Il Pd ha più o meno la stessa percentuale del 2018, il 19% alla Camera, e sotto tale soglia al Senato, anche se di pochissimo, e in numeri assoluti 800mila voti in meno, ovvero: questo partito, questo gruppo dirigente, con annessa piattaforma politica e visione del mondo, non ha nessuna capacità attrattiva all’esterno del perimetro classico del proprio recinto elettorale, riesce a fidelizzare i “suoi”, sotto la scure dell’eterna minaccia fascista, ma non interessa nessuno dei mondi sociali complessi e variegati che costituiscono la trama sociopolitica del paese. Mentre in 9 anni, meno di un decennio, Fratelli d’Italia passa da meno del 2% al 26%, il Pd a 15 anni dalla sua fondazione, un caso di anacronismo politico e ideologico da manuale, costituire un partito schiettamente liberista e globalista proprio nell’innesco della Grande Crisi del sistema neoliberale, passa dal 33% al 19%, rimanendo pressocché allo stesso livello nelle elezioni del 2018 e del 2022. Un fallimento politico, culturale, strategico di proporzioni epocali, ma, nonostante questo, siamo certi che anche stavolta lo stato maggiore dem non capirà nulla della situazione, e rimarrà tenacemente abbarbicato ai propri errori, come una confortevole coperta di Linus ideologica. Basta vedere i nomi che si fanno per il dopo Letta: Bonaccini, il rude cowboy emiliano tutto aziendalismo e autonomia differenziata, e la Schlein, l’ennesima foglia di fico per garantire la sinistra interna. Riposino in pace.
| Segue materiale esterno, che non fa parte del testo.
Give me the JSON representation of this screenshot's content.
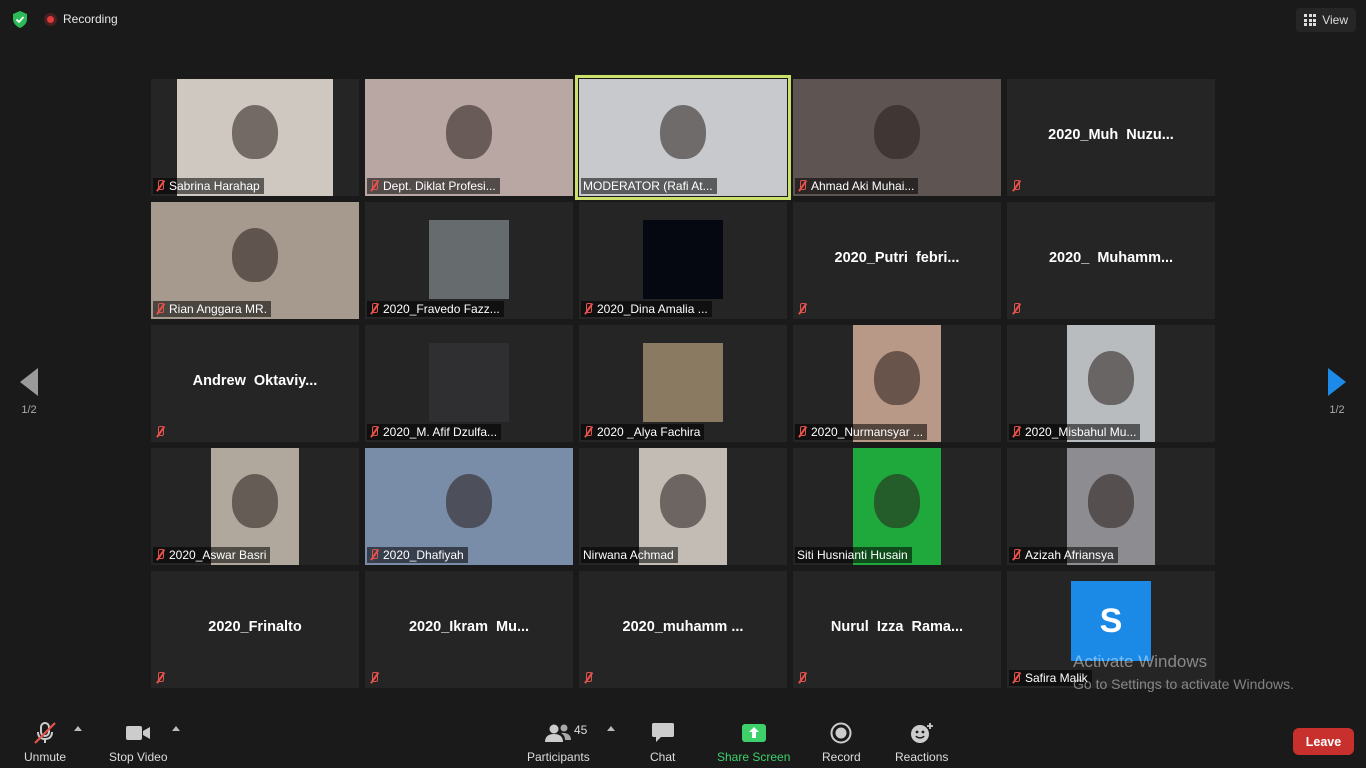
{
  "topbar": {
    "recording_label": "Recording",
    "view_label": "View"
  },
  "gallery": {
    "tiles": [
      {
        "name": "Sabrina Harahap",
        "type": "video",
        "video_color": "#cfc8c0",
        "pillar": true
      },
      {
        "name": "Dept. Diklat Profesi...",
        "type": "video",
        "video_color": "#b9a7a3",
        "pillar": false
      },
      {
        "name": "MODERATOR (Rafi At...",
        "type": "video",
        "video_color": "#c8c9cc",
        "pillar": false,
        "active": true,
        "no_mic_icon": true
      },
      {
        "name": "Ahmad Aki Muhai...",
        "type": "video",
        "video_color": "#5e5552",
        "pillar": false
      },
      {
        "name": "",
        "big_name": "2020_Muh  Nuzu...",
        "type": "name"
      },
      {
        "name": "Rian Anggara MR.",
        "type": "video",
        "video_color": "#a59a8d",
        "pillar": false
      },
      {
        "name": "2020_Fravedo Fazz...",
        "type": "video",
        "video_color": "#666b6e",
        "small": true
      },
      {
        "name": "2020_Dina Amalia ...",
        "type": "video",
        "video_color": "#050810",
        "small": true
      },
      {
        "name": "",
        "big_name": "2020_Putri  febri...",
        "type": "name"
      },
      {
        "name": "",
        "big_name": "2020_  Muhamm...",
        "type": "name"
      },
      {
        "name": "",
        "big_name": "Andrew  Oktaviy...",
        "type": "name"
      },
      {
        "name": "2020_M. Afif Dzulfa...",
        "type": "video",
        "video_color": "#2f2f31",
        "small": true
      },
      {
        "name": "2020 _Alya Fachira",
        "type": "video",
        "video_color": "#8b7a62",
        "small": true
      },
      {
        "name": "2020_Nurmansyar ...",
        "type": "video",
        "video_color": "#b89886",
        "pillar": true
      },
      {
        "name": "2020_Misbahul Mu...",
        "type": "video",
        "video_color": "#b9bcbf",
        "pillar": true
      },
      {
        "name": "2020_Aswar Basri",
        "type": "video",
        "video_color": "#b0a89c",
        "pillar": true
      },
      {
        "name": "2020_Dhafiyah",
        "type": "video",
        "video_color": "#7a8da8",
        "pillar": false
      },
      {
        "name": "Nirwana Achmad",
        "type": "video",
        "video_color": "#c2bcb5",
        "pillar": true,
        "no_mic_icon": true
      },
      {
        "name": "Siti Husnianti Husain",
        "type": "video",
        "video_color": "#1fa93c",
        "pillar": true,
        "no_mic_icon": true
      },
      {
        "name": "Azizah Afriansya",
        "type": "video",
        "video_color": "#8d8c90",
        "pillar": true
      },
      {
        "name": "",
        "big_name": "2020_Frinalto",
        "type": "name"
      },
      {
        "name": "",
        "big_name": "2020_Ikram  Mu...",
        "type": "name"
      },
      {
        "name": "",
        "big_name": "2020_muhamm ...",
        "type": "name"
      },
      {
        "name": "",
        "big_name": "Nurul  Izza  Rama...",
        "type": "name"
      },
      {
        "name": "Safira Malik",
        "type": "avatar",
        "avatar_letter": "S"
      }
    ]
  },
  "pagination": {
    "left_label": "1/2",
    "right_label": "1/2"
  },
  "watermark": {
    "line1": "Activate Windows",
    "line2": "Go to Settings to activate Windows."
  },
  "toolbar": {
    "unmute_label": "Unmute",
    "stop_video_label": "Stop Video",
    "participants_label": "Participants",
    "participants_count": "45",
    "chat_label": "Chat",
    "share_label": "Share Screen",
    "record_label": "Record",
    "reactions_label": "Reactions",
    "leave_label": "Leave"
  },
  "colors": {
    "accent_active": "#c9e06a",
    "share_green": "#3ed06b",
    "leave_red": "#c8302e",
    "mic_off_red": "#e5524c"
  }
}
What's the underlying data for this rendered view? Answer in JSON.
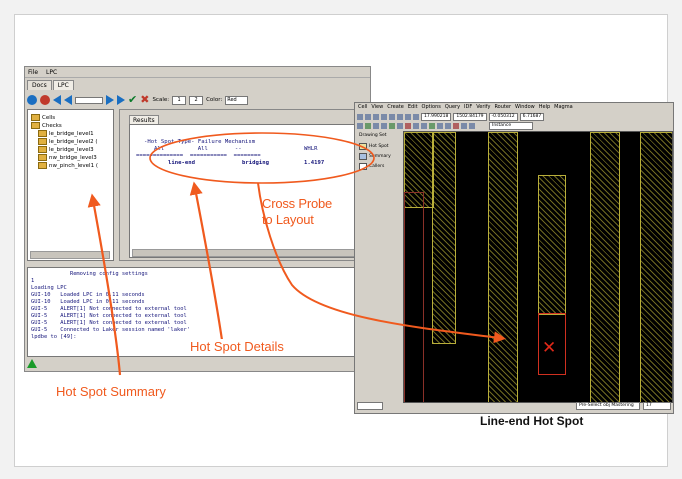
{
  "lpc_window": {
    "menu": [
      "File",
      "LPC"
    ],
    "tabs": [
      "Docs",
      "LPC"
    ],
    "toolbar": {
      "scale_label": "Scale:",
      "scale_value_1": "1",
      "scale_value_2": "2",
      "color_label": "Color:",
      "color_value": "Red"
    },
    "tree": [
      "Cells",
      "Checks",
      "le_bridge_level1",
      "le_bridge_level2 (",
      "le_bridge_level3",
      "nw_bridge_level3",
      "nw_pinch_level1 ("
    ],
    "results_tab": "Results",
    "results": {
      "header_line": "-Hot Spot Type- Failure Mechanism",
      "header_all": "All          All        --",
      "header_wlr": "WHLR",
      "separator": "==============  ===========  ========",
      "row": {
        "type": "line-end",
        "mechanism": "bridging",
        "value": "1.4197"
      }
    },
    "log": [
      "            Removing config settings",
      "1",
      "Loading LPC",
      "GUI-10   Loaded LPC in 0.11 seconds",
      "GUI-10   Loaded LPC in 0.11 seconds",
      "GUI-5    ALERT[1] Not connected to external tool",
      "GUI-5    ALERT[1] Not connected to external tool",
      "GUI-5    ALERT[1] Not connected to external tool",
      "GUI-5    Connected to Laker session named 'laker'",
      "lpdbe to [49]:"
    ]
  },
  "layout_window": {
    "menu": [
      "Cell",
      "View",
      "Create",
      "Edit",
      "Options",
      "Query",
      "IDF",
      "Verify",
      "Router",
      "Window",
      "Help",
      "Magma"
    ],
    "coords": [
      "17.990218",
      "1502.84179",
      "-0.050312",
      "6.71687"
    ],
    "instance_label": "Instance",
    "side_panel": [
      "Drawing Set",
      "Hot Spot",
      "Summary",
      "Callers"
    ],
    "status_text": "Pre-Select obj Mastering",
    "status_value": "17"
  },
  "annotations": {
    "cross_probe": [
      "Cross Probe",
      "to Layout"
    ],
    "hot_spot_details": "Hot Spot Details",
    "hot_spot_summary": "Hot Spot Summary",
    "caption": "Line-end Hot Spot"
  },
  "colors": {
    "annotation": "#f05a1e",
    "hotspot_marker": "#e02818",
    "layout_background": "#000000"
  }
}
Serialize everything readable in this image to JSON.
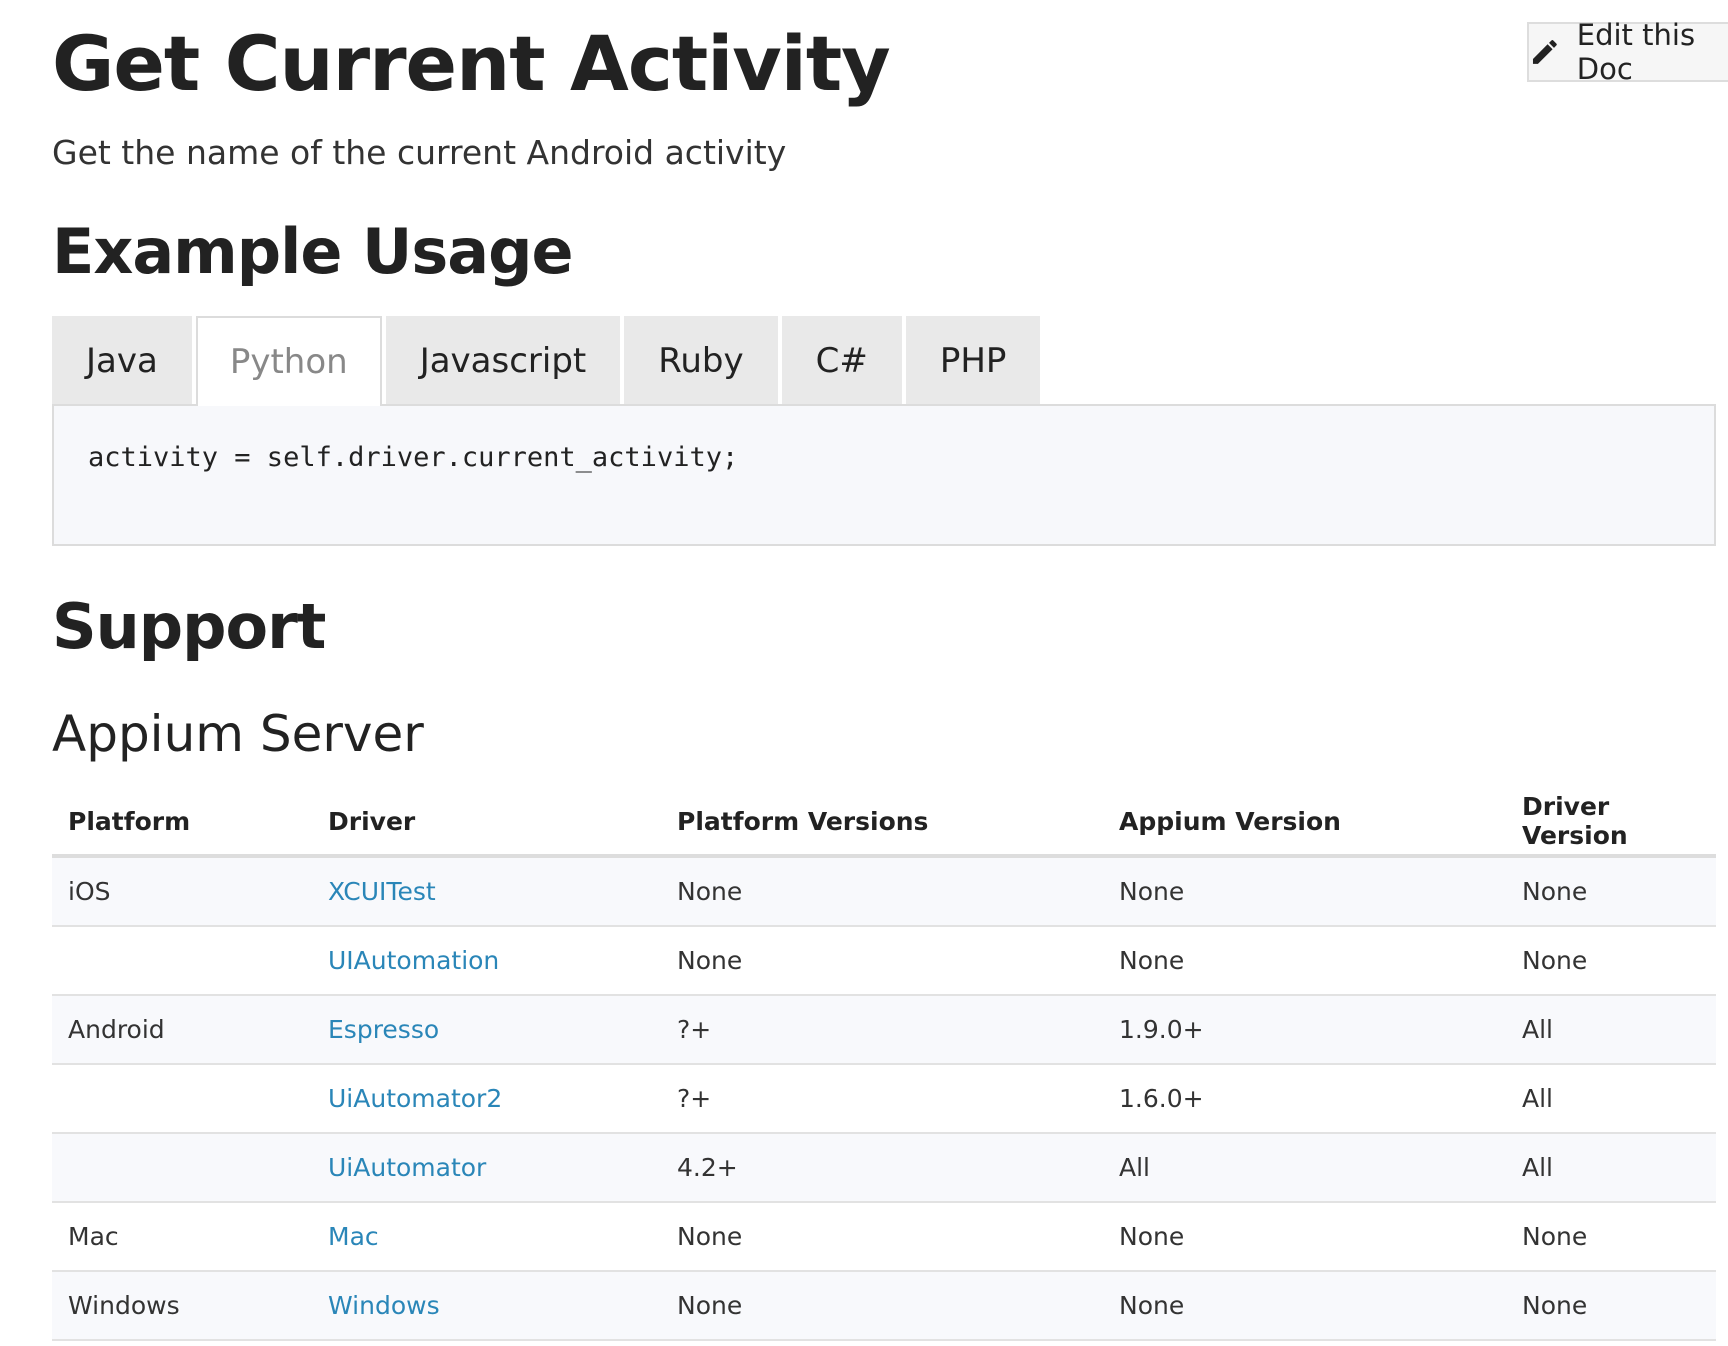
{
  "edit_button": {
    "label": "Edit this Doc",
    "icon": "pencil-icon"
  },
  "title": "Get Current Activity",
  "subtitle": "Get the name of the current Android activity",
  "example": {
    "heading": "Example Usage",
    "tabs": [
      "Java",
      "Python",
      "Javascript",
      "Ruby",
      "C#",
      "PHP"
    ],
    "active_tab": "Python",
    "code": "activity = self.driver.current_activity;"
  },
  "support": {
    "heading": "Support",
    "subheading": "Appium Server",
    "columns": [
      "Platform",
      "Driver",
      "Platform Versions",
      "Appium Version",
      "Driver Version"
    ],
    "rows": [
      {
        "platform": "iOS",
        "driver": "XCUITest",
        "platform_versions": "None",
        "appium_version": "None",
        "driver_version": "None"
      },
      {
        "platform": "",
        "driver": "UIAutomation",
        "platform_versions": "None",
        "appium_version": "None",
        "driver_version": "None"
      },
      {
        "platform": "Android",
        "driver": "Espresso",
        "platform_versions": "?+",
        "appium_version": "1.9.0+",
        "driver_version": "All"
      },
      {
        "platform": "",
        "driver": "UiAutomator2",
        "platform_versions": "?+",
        "appium_version": "1.6.0+",
        "driver_version": "All"
      },
      {
        "platform": "",
        "driver": "UiAutomator",
        "platform_versions": "4.2+",
        "appium_version": "All",
        "driver_version": "All"
      },
      {
        "platform": "Mac",
        "driver": "Mac",
        "platform_versions": "None",
        "appium_version": "None",
        "driver_version": "None"
      },
      {
        "platform": "Windows",
        "driver": "Windows",
        "platform_versions": "None",
        "appium_version": "None",
        "driver_version": "None"
      }
    ]
  },
  "colors": {
    "link": "#2a86b8",
    "tab_bg": "#e9e9e9",
    "code_bg": "#f7f8fb"
  }
}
Discorso diverso per Conte e per il M5S, è vero che dimezzano e oltre i voti, rispetto al 2018, un 33% inarrivabile come se parlassimo di un’altra era politica, ma il 15% odierno è oro per un movimento sotto attacco da parte di un arco ampio di forze politiche e poteri economici, e che mirava se non proprio alla sua estinzione politica quantomeno alla sterilizzazione di una formazione che aveva osato porre dei limiti alla tracotanza del sistema economico e delle relazioni internazionali imperniate sulla fedeltà atlantica. In questo senso Conte ha operato una rimonta, grazie al prestigio personale indubbio, altrimenti senza di lui l’eclisse del partito di Grillo sarebbe stata certa. Non solo, rispetto alla Lega, che cade e arriva all’8%, un disastro per Salvini, perdendo pure al Nord, il 15% del M5S ha il pregio del radicamento territoriale in un’area del paese, il Mezzogiorno, completamente abbandonata dal discorso pubblico e dai partiti tradizionali: oggi il M5S è il primo partito del Sud.
Al risultato del movimento di Conte si lega l’analisi sui cosiddetti movimenti “anti-sistema” e sulle forze politiche alternative al liberismo: Italia sovrana e popolare e Unione popolare non si sono schiodate dall’1% e spicci, evidentemente lo spazio di contestazione all’ordine vigente è stato saturato dai pentastellati e non c’è più un bacino per chi vuole correre su binari autonomi, come l’Italexit di Paragone. Ovviamente, su tutto, c’è stata l’astensione monstre degli elettori italiani: ha votato “solo” un 64% scarso degli elettori, e questo pesa e molto sui dati reali, ma la democrazia alla fine va avanti lo stesso, gli astensionisti non saranno mai un partito con una intenzionalità politica chiara, con un programma e degli obiettivi, e chi è andato a votare e ha espresso una indicazione ha sempre ragione, questa è la legittimità dei vincitori.